Community usually is defined by the word “common.” What do people hold in common that draws them or binds them together? The way believers “do” or embody the church often is defined in communal terms.
Whether they cross generational lines depends upon the “common” factors on which their specific Christian community is based.
Some faith communities establish church structures along age lines because of interests, values and/or needs members of their age group hold in common. Others draw people from multiple generations because a passion or value binds them.
And many faith groups that begin as an age-targeted community often attract older and/or younger members because of their underlying value, mission or message.
Age-specific community
Susan McBride, leader of the Virginia Baptist Mission Board’s Emerging Leaders team, finds older Christians attracted to church plants targeted to 18- to 30-year-old college students.
Through its Kairos Initiative, the team assists in starting collegiate church plants. While the focus remains on young adults, the team has discovered the new work often attracts people across generational lines.
“We’re finding that even though we are targeting the 18- to 30-year-olds, others want to participate and support it,” she said. “It takes older Christians to get behind it and support it” to get a church plant started.
Many older Christians get involved because they see the new work as “part of their personal ministry or from a desire to be involved with cutting-edge ministry,” she added. Older individuals primarily serve as mentors rather than as church leaders.
For Brad Russell, “there’s a time to be intergenerational and a time to seek community with your peers.” He is senior editor and chief operating officer of FaithVillage, an online community Baptist Standard Publishing officially will launch in October.
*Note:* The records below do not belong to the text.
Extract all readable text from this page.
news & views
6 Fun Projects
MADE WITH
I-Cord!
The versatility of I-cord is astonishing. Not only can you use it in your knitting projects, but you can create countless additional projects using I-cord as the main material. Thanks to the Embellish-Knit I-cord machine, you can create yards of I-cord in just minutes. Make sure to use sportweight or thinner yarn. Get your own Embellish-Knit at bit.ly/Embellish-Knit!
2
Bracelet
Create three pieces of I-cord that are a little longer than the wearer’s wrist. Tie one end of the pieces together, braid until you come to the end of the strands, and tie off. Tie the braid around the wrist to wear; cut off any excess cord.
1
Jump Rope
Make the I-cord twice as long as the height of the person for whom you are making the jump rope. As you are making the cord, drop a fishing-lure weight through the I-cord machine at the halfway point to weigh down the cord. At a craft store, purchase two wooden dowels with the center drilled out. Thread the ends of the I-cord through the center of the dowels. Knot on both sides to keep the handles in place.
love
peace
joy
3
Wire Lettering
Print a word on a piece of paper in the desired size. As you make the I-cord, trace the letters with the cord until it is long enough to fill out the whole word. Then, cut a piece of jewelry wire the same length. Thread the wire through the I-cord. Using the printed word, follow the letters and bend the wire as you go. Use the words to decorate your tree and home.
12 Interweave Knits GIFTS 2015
“We want to create a compelling place for the 18- to 44-year-old demographic … a youthful and vibrant atmosphere,” he said. The site, already partially active with a blog and a Facebook and Twitter presence, will be set up as a community, even visually. It will be an online “neighborhood” for young evangelicals.
Russell believes the Internet offers “real opportunities” for older adults and could become another way for generations to connect, particularly for mentoring or pairing for spiritual growth. “I think we will be challenged to be more intergenerational,” he said.
Family-based community
“We see church as an extended family,” explained Kyle Childress, pastor of Austin Heights Baptist Church in Nacogdoches, and not just as biological connections.
That’s why, although small, averaging about 85 in Sunday morning worship, the congregation centers most activity on a family theme. “For some children, the closest thing they may have to grandparents are older people in the church,” Childress said.
Some studies indicate children need relationships with older adults outside their families, he noted. With the mobility of families today, that connection is even more vital, he believes.
“With a church our size, we tend to be relationally oriented rather than program-oriented. We have lots of fellowship and encourage sitting together across generational lines,” he said.
The congregation even builds its annual Vacation Bible School on relationships, hosting an intergenerational event in which all attendees—from 2-year-olds to those at age 80-plus—participate together. For group activities, participants form as families, with singles shepherding children who attend alone, or everyone mixes to form new groups.
“We concentrate on doing it together,” Childress emphasized.
Family is cultural at The Crossing Baptist Church in Mesquite, a multi-cultural congregation with about 50 percent Anglo, 25 percent Hispanics, 10 percent African and African-American and the balance as mixed-race.
More adults have been asking for family activities, including on Sunday mornings, because the sense of family is strong in Hispanic and African cultures.
Interest-based community
Second Baptist Church in Liberty, Mo., connects through community groups. “We are trying to build strong community and help people find a passion,” Associate Pastor Mike Lassiter said.
Members form a group or find one in which to participate from fall through spring. They are encouraged to disband for the summer and form new groups the following fall. Most groups attract participants across the age spectrum.
While all groups are formed around an interest, all are required to include three components — an “upward piece” to connect to God, a “sideways piece” to connect to each other and an “outward piece” to connect to the neighborhood.
Last year, a group formed around a love of gardening and assisted nearby William Jewell College to establish a community garden, a ministry that is being sustained.